# Grobble vs Murphy & David



## Startingover (Apr 18, 2012)

Corned beef

One is suppose to be more natural, the other more processed 

Anyone know?


----------



## wooleybooger (Feb 23, 2019)

Startingover said:


> Corned beef
> 
> One is suppose to be more natural, the other more processed
> 
> Anyone know?


??????

Never heard of either to my knowledge.


----------



## Startingover (Apr 18, 2012)

I bought the Grobble and it’s delicious. Based on only few reviews. I ate way too much and may buy another. My choices were point cut or flat. Butcher said flat cut was leaner.


----------



## wooleybooger (Feb 23, 2019)

Startingover said:


> I bought the Grobble and it’s delicious. Based on only few reviews.

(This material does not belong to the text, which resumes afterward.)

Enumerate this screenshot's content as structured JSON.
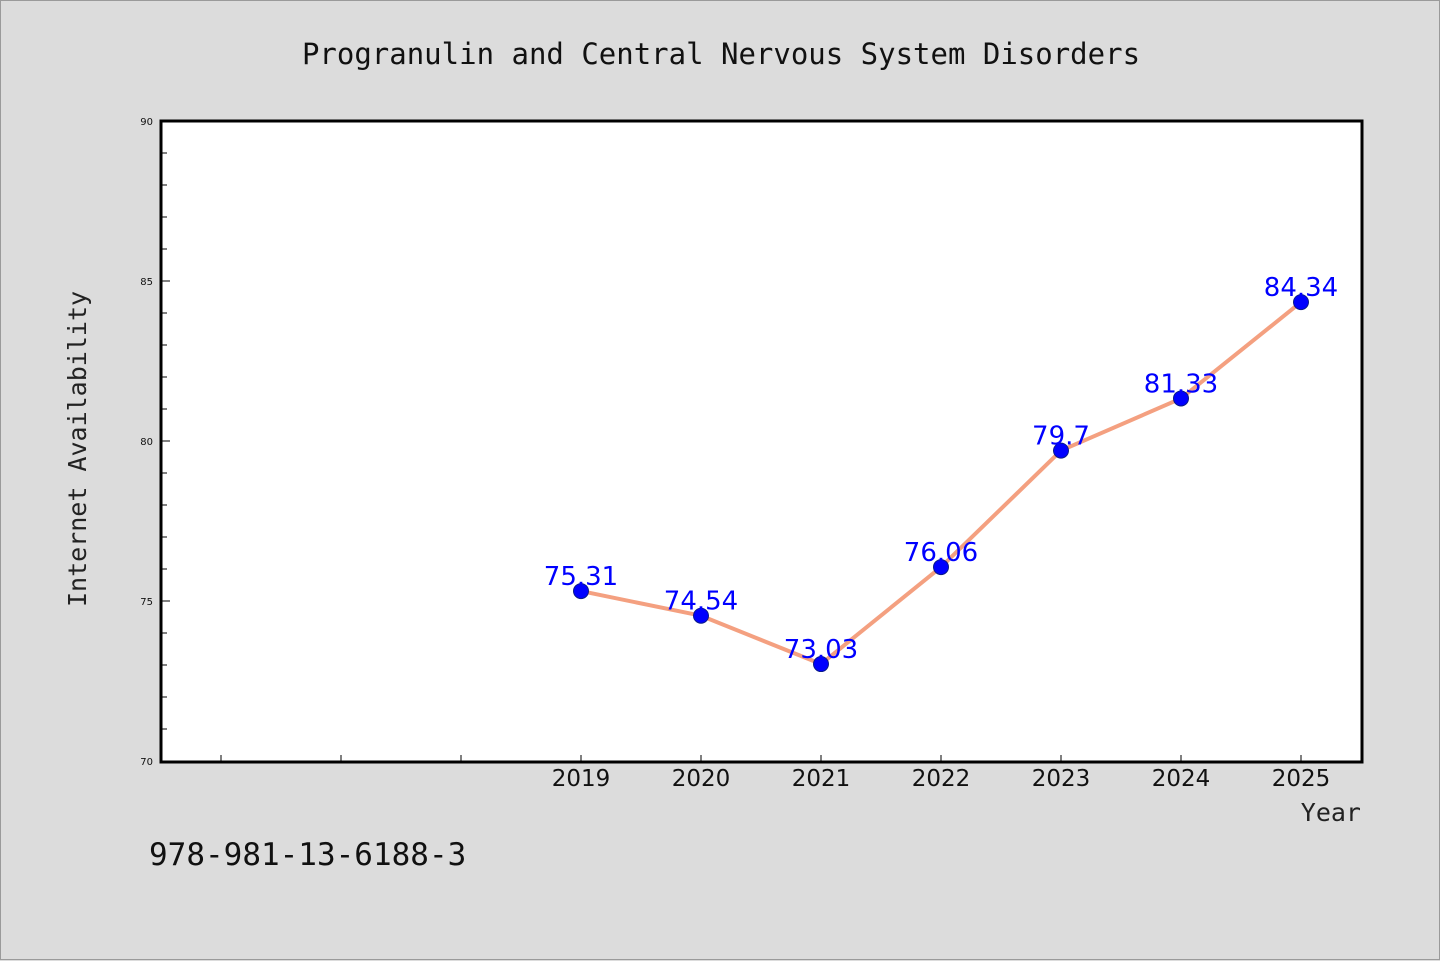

I couldn't tell you what brand we last bought, it's been years. Probably Swift Premium.


----------



## Startingover (Apr 18, 2012)

These were all the store had. 

Maybe my imagination since i only cook it once a year but the packet of seasoning appeared a lot smaller. I didn’t have time to look it up and make some of my own. Looks like mustard seeds. The corned beef was good but potatoes and cabbage lacked flavor.


----------



## roughneck (Nov 28, 2014)

The point normally has more fat and is juicier when cooked. 
The leaner flat can dry out when cooking for a long time.


----------